Nihayet dolmuş durağına vardığımızda ikimizde de yürüyecek hal kalmamıştı. Taksi yazıhanesinin avlusunda boş duran iki sandalyeye teklifsizce çöküverdik. Hemen karşımızdaki kaldırımda beş fasulye çuvalı vardı. Çuvalların kenarındaki beton bankta üç kadın oturuyordu. Bir süre bizi süzdüler. Kadınlardan bir tanesini tanıyordum. Sonbaharda büyükannemlere pek sık gidip gelmişlerdi. Daha sonra annemle büyükannemi konuşurlarken duydum. Küçük halama görücü geldiklerini öğrendiğimde, içimi yine o kurtulamadığım terkedilme duygusu kaplayıverdi. Etrafımdaki kişilerin, eşyaların hayatımdan çıkması beni korkutuyordu. Sanki bir gün bu koca dünyada tek başıma kalacakmışım gibi hissediyordum.

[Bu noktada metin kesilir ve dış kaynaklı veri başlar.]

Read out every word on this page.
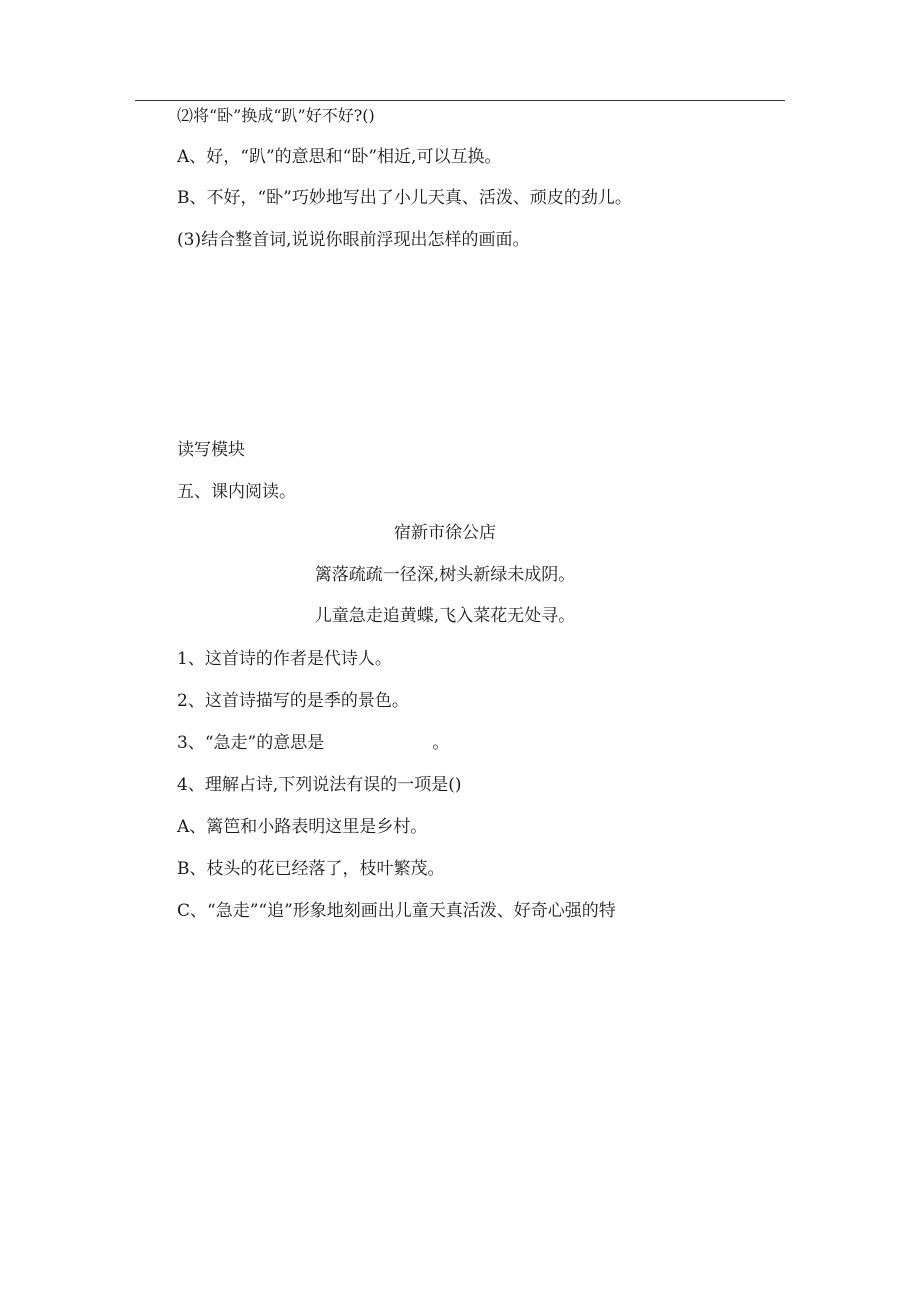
⑵将“卧”换成“趴”好不好?()
A、好，“趴”的意思和“卧”相近,可以互换。
B、不好，“卧”巧妙地写出了小儿天真、活泼、顽皮的劲儿。
(3)结合整首词,说说你眼前浮现出怎样的画面。
读写模块
五、课内阅读。
宿新市徐公店
篱落疏疏一径深,树头新绿未成阴。
儿童急走追黄蝶,飞入菜花无处寻。
1、这首诗的作者是代诗人。
2、这首诗描写的是季的景色。
3、“急走”的意思是                    。
4、理解占诗,下列说法有误的一项是()
A、篱笆和小路表明这里是乡村。
B、枝头的花已经落了，枝叶繁茂。
C、“急走”“追”形象地刻画出儿童天真活泼、好奇心强的特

Halam görücülerden iki ay sonra imecede tanıştığı Yozgatlı bir gençle evlendi. Onun gidişinden sonra büyükannem iyice çöktü. Nefes alıp verirken morarıyor, yattığı yerden kalkarken büyük azap çekiyordu. Sonunda daha fazla dayanamayıp köy ebesine muayene oldu. O gün yanında ben de vardım. Ebe büyükannemi sağlık ocağının küçük muayene odasındaki sedyeye yatırınca, büyükannem kalkıp gidecek gibi oldu. Ebanımın ısrarı üzerine gitmekten vazgeçti. Ben muayene odasındaki aletleri incelerken büyükannem sedyenin muşambasındaki delikle oynuyordu. Kısa bir süre sonra ebanım içeri girdi. Çekmeceden çıkarttığı eldivenleri eline taktı. Sonra aynı yerden bir eldiven daha çıkarttı. Şişirip bana uzattı. Önce tepesinde beş parmağın ucu görünen balondan korktum. Fakat ebanımın gülen gözleri bana güven verince balonu aldım. Bu benim hayatımda gördüğüm ilk balondu.

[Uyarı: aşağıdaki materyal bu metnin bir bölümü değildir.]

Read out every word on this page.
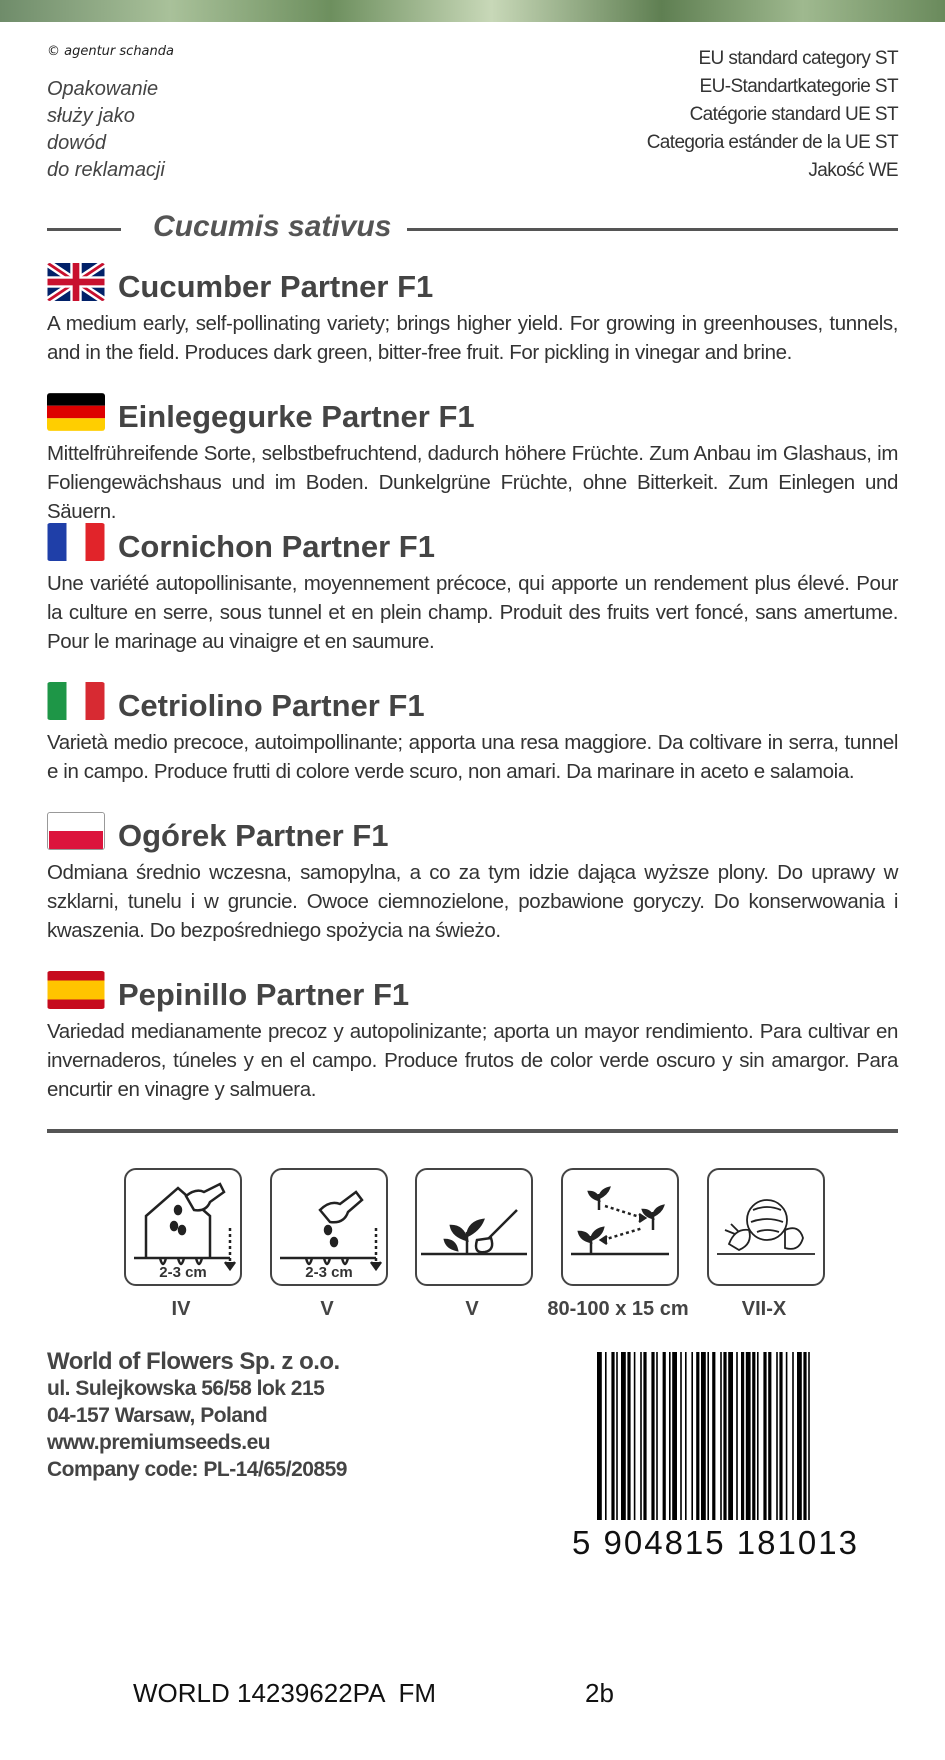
© agentur schanda
Opakowanie
służy jako
dowód
do reklamacji
EU standard category ST
EU-Standartkategorie ST
Catégorie standard UE ST
Categoria estánder de la UE ST
Jakość WE
Cucumis sativus
Cucumber Partner F1

A medium early, self-pollinating variety; brings higher yield. For growing in greenhouses, tunnels, and in the field. Produces dark green, bitter-free fruit. For pickling in vinegar and brine.

Einlegegurke Partner F1

Mittelfrühreifende Sorte, selbstbefruchtend, dadurch höhere Früchte. Zum Anbau im Glashaus, im Foliengewächshaus und im Boden. Dunkelgrüne Früchte, ohne Bitterkeit. Zum Einlegen und Säuern.

Cornichon Partner F1

Une variété autopollinisante, moyennement précoce, qui apporte un rendement plus élevé. Pour la culture en serre, sous tunnel et en plein champ. Produit des fruits vert foncé, sans amertume. Pour le marinage au vinaigre et en saumure.

Cetriolino Partner F1

Varietà medio precoce, autoimpollinante; apporta una resa maggiore. Da coltivare in serra, tunnel e in campo. Produce frutti di colore verde scuro, non amari. Da marinare in aceto e salamoia.

Ogórek Partner F1

Odmiana średnio wczesna, samopylna, a co za tym idzie dająca wyższe plony. Do uprawy w szklarni, tunelu i w gruncie. Owoce ciemnozielone, pozbawione goryczy. Do konserwowania i kwaszenia. Do bezpośredniego spożycia na świeżo.

Pepinillo Partner F1

Variedad medianamente precoz y autopolinizante; aporta un mayor rendimiento. Para cultivar en invernaderos, túneles y en el campo. Produce frutos de color verde oscuro y sin amargor. Para encurtir en vinagre y salmuera.

2-3 cm	2-3 cm
IV	V	V	80-100 x 15 cm	VII-X
World of Flowers Sp. z o.o.
ul. Sulejkowska 56/58 lok 215
04-157 Warsaw, Poland
www.premiumseeds.eu
Company code: PL-14/65/20859
5 904815 181013
WORLD 14239622PA  FM	2b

Dışarıdan çocuk sesleri geliyordu. Ebenin çocukları lojmanın avlusunda sek sek oynuyordu. Pencereden onlara baktığımı görünce, dışarı çıkıp onlarla oynamamı istedi. Büyükanneme baktım. Yüzü kederli ve utanç içindeydi. Yine de gitmem için başıyla işaret etti.
Sağlık ocağının merdivenlerinde oturup büyükannemi beklemeye başladım. Aradan ne kadar zaman geçti bilmiyorum ama, keskin bir inilti sağlık ocağının duvarlarını aşıp avluda yankılandı. Bu büyükannemdi. Ağlıyordu. Kulaklarımı kapattım.

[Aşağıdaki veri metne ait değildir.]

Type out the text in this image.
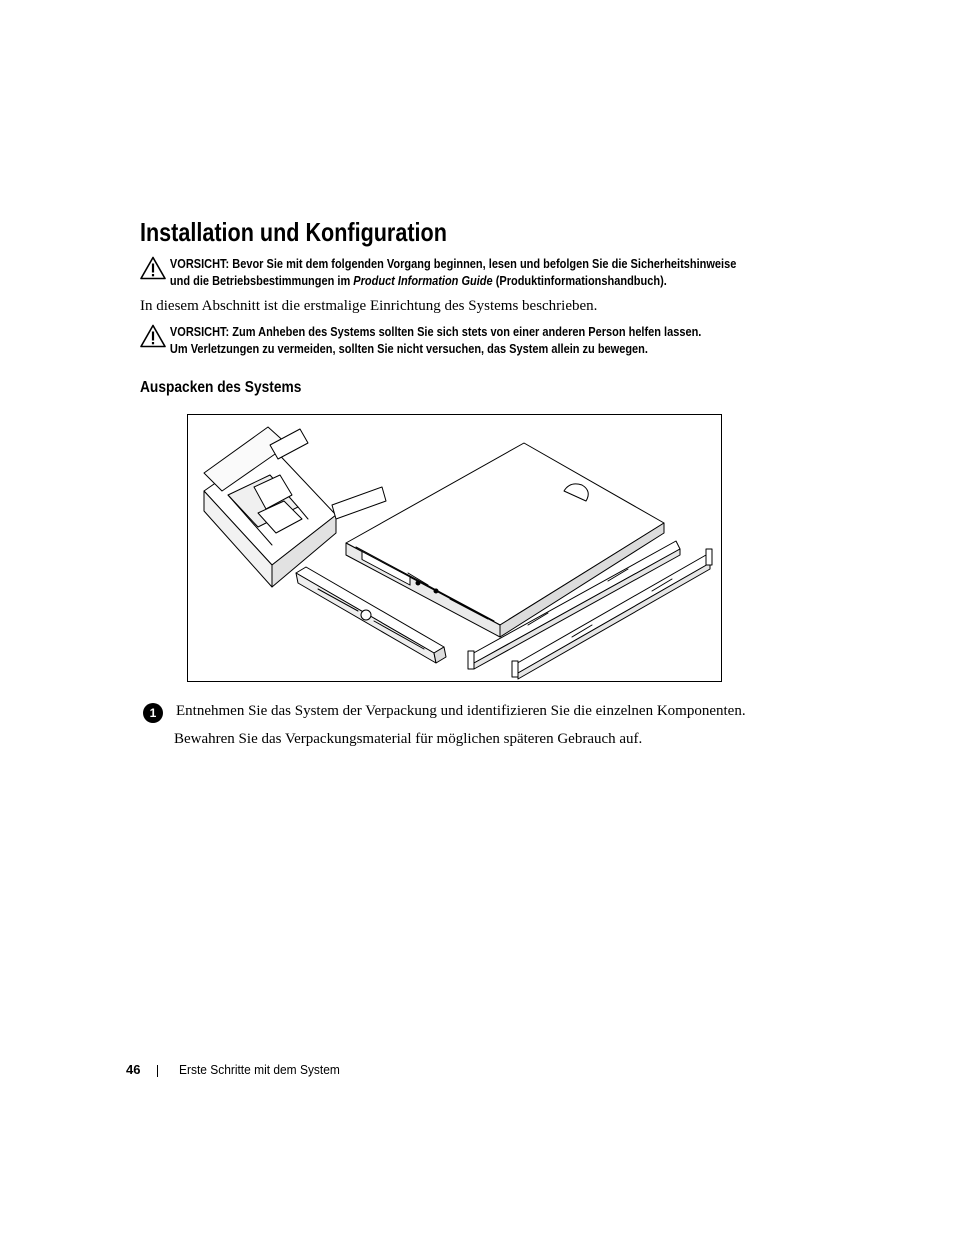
Installation und Konfiguration
VORSICHT: Bevor Sie mit dem folgenden Vorgang beginnen, lesen und befolgen Sie die Sicherheitshinweise
und die Betriebsbestimmungen im Product Information Guide (Produktinformationshandbuch).
In diesem Abschnitt ist die erstmalige Einrichtung des Systems beschrieben.
VORSICHT: Zum Anheben des Systems sollten Sie sich stets von einer anderen Person helfen lassen.
Um Verletzungen zu vermeiden, sollten Sie nicht versuchen, das System allein zu bewegen.
Auspacken des Systems
1	Entnehmen Sie das System der Verpackung und identifizieren Sie die einzelnen Komponenten.
Bewahren Sie das Verpackungsmaterial für möglichen späteren Gebrauch auf.
46	Erste Schritte mit dem System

Allah beni seviyordu. Bunu biliyordum. Bunu bir kış günü pencerenin kenarına konan serçenin gözlerinde görmüştüm. Karların üzerinde bir o yana bir bu yana zıplayan serçeyi görünce Allah’a “Ne olur bana baksın. Eğer sen gerçekten varsan, serçe bana baksın” diye dua ettim. Kolum acıyordu. Karda poşetten kızağımla kayarken yazdan kalma bir mısır sapı kolumu çizmişti. Anneme söylemekten korktuğum için odaya kapanıp acının geçmesini bekliyordum. Hep geçerdi. En büyük acılar bile geçerdi.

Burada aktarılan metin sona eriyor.